As The Next Shift shows, the steel industry’s labour force was always racially stratified, with most skilled and unionized roles reserved for whites. For its members, the uswa secured fringe benefits and wage increases that far outstripped inflation. Yet union militants both ‘cursed and worshipped’ the mill—needing the financial stability it offered but resenting its dangerous and oppressive conditions. Because wage hikes could not be balanced by price rises without setting off an inflationary spiral, steel profits relied on squeezing maximal productivity out of staff. Rather than invest in new technologies, management devised a series of punitive time-management procedures for this purpose, aiming to speed up the existing production process. Workers fought back with a number of wildcat strikes. Surveying these industrial disputes, Winant reflects that ‘it is easy to miss how many workers hated the jobs they defended—a hate that bound workers together and made their defence formidable’. ‘Writ small’, this tension between the supposedly ‘reliable’ human core of the postwar boom and the terrifying nature of the work damaged thousands of lives; ‘writ large, it damned to profound instability the very structure of social citizenship that was organized around industrial labour.’

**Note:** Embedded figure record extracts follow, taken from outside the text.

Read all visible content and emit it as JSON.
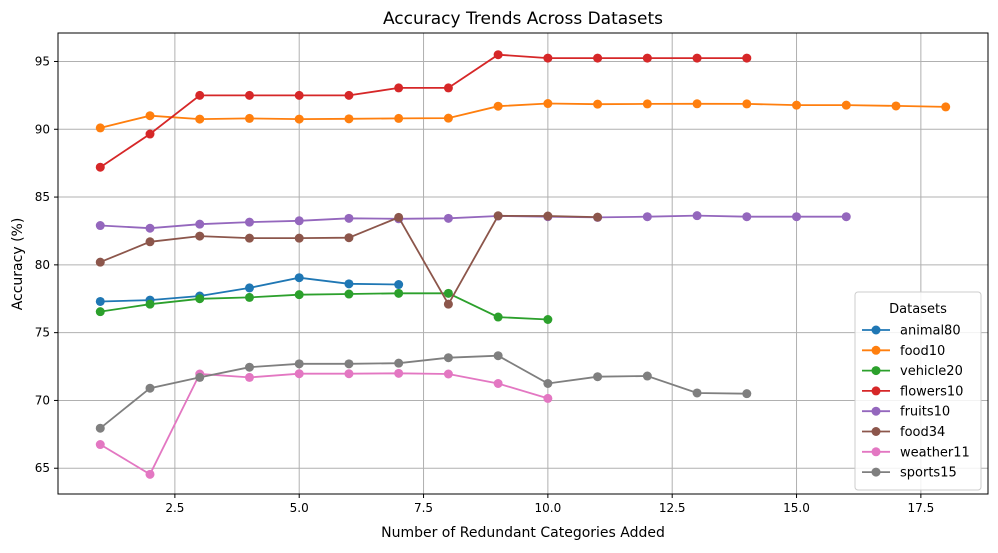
{
  "chart_data": {
    "type": "line",
    "title": "Accuracy Trends Across Datasets",
    "xlabel": "Number of Redundant Categories Added",
    "ylabel": "Accuracy (%)",
    "xlim": [
      0.15,
      18.85
    ],
    "ylim": [
      63.1,
      97.1
    ],
    "xticks": [
      2.5,
      5.0,
      7.5,
      10.0,
      12.5,
      15.0,
      17.5
    ],
    "xtick_labels": [
      "2.5",
      "5.0",
      "7.5",
      "10.0",
      "12.5",
      "15.0",
      "17.5"
    ],
    "yticks": [
      65,
      70,
      75,
      80,
      85,
      90,
      95
    ],
    "ytick_labels": [
      "65",
      "70",
      "75",
      "80",
      "85",
      "90",
      "95"
    ],
    "grid": true,
    "legend": {
      "title": "Datasets",
      "placement": "lower-right"
    },
    "series": [
      {
        "name": "animal80",
        "color": "#1f77b4",
        "x": [
          1,
          2,
          3,
          4,
          5,
          6,
          7
        ],
        "y": [
          77.3,
          77.4,
          77.7,
          78.3,
          79.05,
          78.6,
          78.55
        ]
      },
      {
        "name": "food10",
        "color": "#ff7f0e",
        "x": [
          1,
          2,
          3,
          4,
          5,
          6,
          7,
          8,
          9,
          10,
          11,
          12,
          13,
          14,
          15,
          16,
          17,
          18
        ],
        "y": [
          90.1,
          91.0,
          90.75,
          90.8,
          90.75,
          90.77,
          90.8,
          90.82,
          91.7,
          91.9,
          91.85,
          91.87,
          91.88,
          91.87,
          91.78,
          91.78,
          91.72,
          91.65
        ]
      },
      {
        "name": "vehicle20",
        "color": "#2ca02c",
        "x": [
          1,
          2,
          3,
          4,
          5,
          6,
          7,
          8,
          9,
          10
        ],
        "y": [
          76.55,
          77.1,
          77.5,
          77.6,
          77.8,
          77.85,
          77.9,
          77.9,
          76.15,
          75.97
        ]
      },
      {
        "name": "flowers10",
        "color": "#d62728",
        "x": [
          1,
          2,
          3,
          4,
          5,
          6,
          7,
          8,
          9,
          10,
          11,
          12,
          13,
          14
        ],
        "y": [
          87.2,
          89.65,
          92.5,
          92.5,
          92.5,
          92.5,
          93.05,
          93.05,
          95.5,
          95.25,
          95.25,
          95.25,
          95.25,
          95.25
        ]
      },
      {
        "name": "fruits10",
        "color": "#9467bd",
        "x": [
          1,
          2,
          3,
          4,
          5,
          6,
          7,
          8,
          9,
          10,
          11,
          12,
          13,
          14,
          15,
          16
        ],
        "y": [
          82.9,
          82.7,
          83.0,
          83.15,
          83.25,
          83.43,
          83.4,
          83.43,
          83.6,
          83.55,
          83.5,
          83.55,
          83.63,
          83.55,
          83.55,
          83.55
        ]
      },
      {
        "name": "food34",
        "color": "#8c564b",
        "x": [
          1,
          2,
          3,
          4,
          5,
          6,
          7,
          8,
          9,
          10,
          11
        ],
        "y": [
          80.2,
          81.7,
          82.12,
          81.97,
          81.97,
          82.0,
          83.5,
          77.1,
          83.62,
          83.6,
          83.52
        ]
      },
      {
        "name": "weather11",
        "color": "#e377c2",
        "x": [
          1,
          2,
          3,
          4,
          5,
          6,
          7,
          8,
          9,
          10
        ],
        "y": [
          66.75,
          64.55,
          71.95,
          71.7,
          71.97,
          71.97,
          72.0,
          71.95,
          71.25,
          70.15
        ]
      },
      {
        "name": "sports15",
        "color": "#7f7f7f",
        "x": [
          1,
          2,
          3,
          4,
          5,
          6,
          7,
          8,
          9,
          10,
          11,
          12,
          13,
          14
        ],
        "y": [
          67.95,
          70.9,
          71.7,
          72.45,
          72.7,
          72.7,
          72.75,
          73.15,
          73.3,
          71.25,
          71.75,
          71.8,
          70.55,
          70.5
        ]
      }
    ]
  }
}
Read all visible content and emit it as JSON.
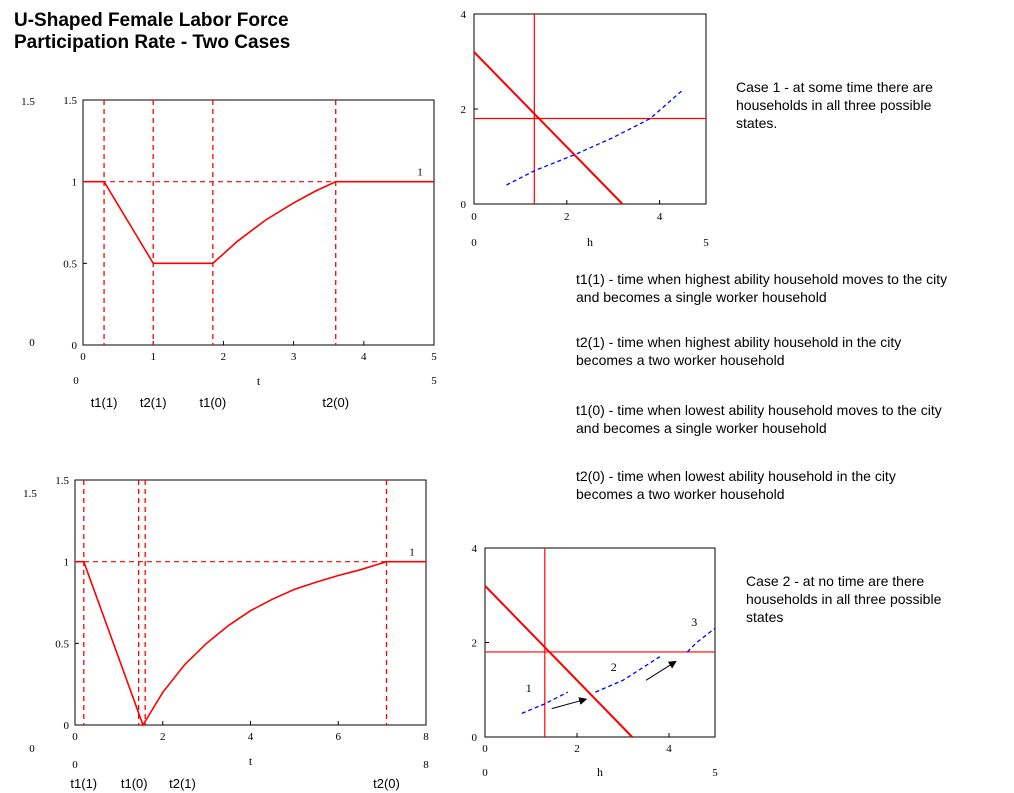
{
  "title_lines": [
    "U-Shaped Female Labor Force",
    "Participation Rate - Two Cases"
  ],
  "case1_text": [
    "Case 1 - at some time there are",
    "households in all three possible",
    "states."
  ],
  "case2_text": [
    "Case 2 - at no time are there",
    "households in all three possible",
    "states"
  ],
  "definitions": [
    {
      "lines": [
        "t1(1) - time when highest ability household moves to the city",
        "and becomes a single worker household"
      ]
    },
    {
      "lines": [
        "t2(1) - time when highest ability household in the city",
        "becomes a two worker household"
      ]
    },
    {
      "lines": [
        "t1(0) - time when lowest ability household moves to the city",
        "and becomes a single worker household"
      ]
    },
    {
      "lines": [
        "t2(0) - time when lowest ability household in the city",
        "becomes a two worker household"
      ]
    }
  ],
  "colors": {
    "curve": "#ff0000",
    "dash_curve": "#0000ff",
    "arrow": "#000000"
  },
  "chart_data": [
    {
      "id": "lfp1",
      "type": "line",
      "xlim": [
        0,
        5
      ],
      "ylim": [
        0,
        1.5
      ],
      "xticks": [
        0,
        1,
        2,
        3,
        4,
        5
      ],
      "yticks": [
        0,
        0.5,
        1,
        1.5
      ],
      "xlabel": "t",
      "corner_labels": {
        "y_max": "1.5",
        "y_min": "0",
        "x_min": "0",
        "x_max": "5"
      },
      "vlines": [
        0.3,
        1.0,
        1.85,
        3.6
      ],
      "hline": 1,
      "series_label": "1",
      "points": [
        [
          0,
          1
        ],
        [
          0.3,
          1
        ],
        [
          1.0,
          0.5
        ],
        [
          1.85,
          0.5
        ],
        [
          2.2,
          0.635
        ],
        [
          2.6,
          0.765
        ],
        [
          3.0,
          0.87
        ],
        [
          3.3,
          0.94
        ],
        [
          3.6,
          1
        ],
        [
          5,
          1
        ]
      ],
      "event_labels": [
        {
          "text": "t1(1)",
          "x": 0.3
        },
        {
          "text": "t2(1)",
          "x": 1.0
        },
        {
          "text": "t1(0)",
          "x": 1.85
        },
        {
          "text": "t2(0)",
          "x": 3.6
        }
      ]
    },
    {
      "id": "lfp2",
      "type": "line",
      "xlim": [
        0,
        8
      ],
      "ylim": [
        0,
        1.5
      ],
      "xticks": [
        0,
        2,
        4,
        6,
        8
      ],
      "yticks": [
        0,
        0.5,
        1,
        1.5
      ],
      "xlabel": "t",
      "corner_labels": {
        "y_max": "1.5",
        "y_min": "0",
        "x_min": "0",
        "x_max": "8"
      },
      "vlines": [
        0.2,
        1.45,
        1.6,
        7.1
      ],
      "hline": 1,
      "series_label": "1",
      "points": [
        [
          0,
          1
        ],
        [
          0.2,
          1
        ],
        [
          1.55,
          0
        ],
        [
          2.0,
          0.2
        ],
        [
          2.5,
          0.37
        ],
        [
          3.0,
          0.5
        ],
        [
          3.5,
          0.61
        ],
        [
          4.0,
          0.7
        ],
        [
          4.5,
          0.77
        ],
        [
          5.0,
          0.83
        ],
        [
          5.5,
          0.875
        ],
        [
          6.0,
          0.915
        ],
        [
          6.5,
          0.95
        ],
        [
          7.1,
          1
        ],
        [
          8,
          1
        ]
      ],
      "event_labels": [
        {
          "text": "t1(1)",
          "x": 0.2
        },
        {
          "text": "t1(0)",
          "x": 1.35
        },
        {
          "text": "t2(1)",
          "x": 2.45
        },
        {
          "text": "t2(0)",
          "x": 7.1
        }
      ]
    },
    {
      "id": "h1",
      "type": "line",
      "xlim": [
        0,
        5
      ],
      "ylim": [
        0,
        4
      ],
      "xticks": [
        0,
        2,
        4
      ],
      "yticks": [
        0,
        2,
        4
      ],
      "xlabel": "h",
      "corner_labels": {
        "x_min": "0",
        "x_max": "5"
      },
      "vline": 1.3,
      "hline": 1.8,
      "solid_line": [
        [
          0,
          3.2
        ],
        [
          3.2,
          0
        ]
      ],
      "dashed_segments": [
        [
          [
            0.7,
            0.4
          ],
          [
            1.3,
            0.7
          ],
          [
            2.2,
            1.05
          ],
          [
            3.0,
            1.4
          ],
          [
            3.8,
            1.8
          ],
          [
            4.5,
            2.4
          ]
        ]
      ],
      "segment_labels": [],
      "arrows": []
    },
    {
      "id": "h2",
      "type": "line",
      "xlim": [
        0,
        5
      ],
      "ylim": [
        0,
        4
      ],
      "xticks": [
        0,
        2,
        4
      ],
      "yticks": [
        0,
        2,
        4
      ],
      "xlabel": "h",
      "corner_labels": {
        "x_min": "0",
        "x_max": "5"
      },
      "vline": 1.3,
      "hline": 1.8,
      "solid_line": [
        [
          0,
          3.2
        ],
        [
          3.2,
          0
        ]
      ],
      "dashed_segments": [
        [
          [
            0.8,
            0.5
          ],
          [
            1.3,
            0.7
          ],
          [
            1.8,
            0.95
          ]
        ],
        [
          [
            2.4,
            0.95
          ],
          [
            3.0,
            1.2
          ],
          [
            3.8,
            1.7
          ]
        ],
        [
          [
            4.4,
            1.8
          ],
          [
            4.6,
            2.0
          ],
          [
            5.0,
            2.3
          ]
        ]
      ],
      "segment_labels": [
        {
          "text": "1",
          "x": 0.95,
          "y": 0.95
        },
        {
          "text": "2",
          "x": 2.8,
          "y": 1.4
        },
        {
          "text": "3",
          "x": 4.55,
          "y": 2.35
        }
      ],
      "arrows": [
        [
          [
            1.45,
            0.6
          ],
          [
            2.2,
            0.8
          ]
        ],
        [
          [
            3.5,
            1.2
          ],
          [
            4.15,
            1.6
          ]
        ]
      ]
    }
  ]
}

If the steelworks were a dangerous place, domestic life was expected to compensate. In the private sphere, women were under immense pressure to provide not only the usual drudgeries of cooking, cleaning and shopping, but the care of extended family members who were out of work or too old or injured to return to the mill. ‘Working-class women’, writes Winant, ‘worked to deliver for their families the security they were promised and thus to bring them into alignment with the consensus myth of the times.’ Domestic labour sought to bridge the gap between the fantasy image of the period—‘safe, stable, happy, equal’—and its hard realities. Though it was born in the factory, social citizenship was realized in the family.

Just as women were integral to the ‘social citizenship’ compact, yet excluded from the collective-bargaining regime by which it was constituted, so a similar disparity took root along racial lines. Winant shows that African-Americans were overrepresented in so-called unskilled jobs which lacked collective bargaining rights. As unions won better wages and conditions for their members, a two-tier labour market emerged, separating those with guaranteed forms of security from those without. Black women in particular were driven into precarious domestic employment or the low-wage health-care economy, which grew as funding poured in from steelworkers’ insurance plans. Workers’ benefits, derived from what Winant calls the ‘secure insider zone’ of the industrial economy, were thereby used to import services from an ‘insecure outsider zone’—‘like an unequal trade relationship in which one currency is far stronger than the other.’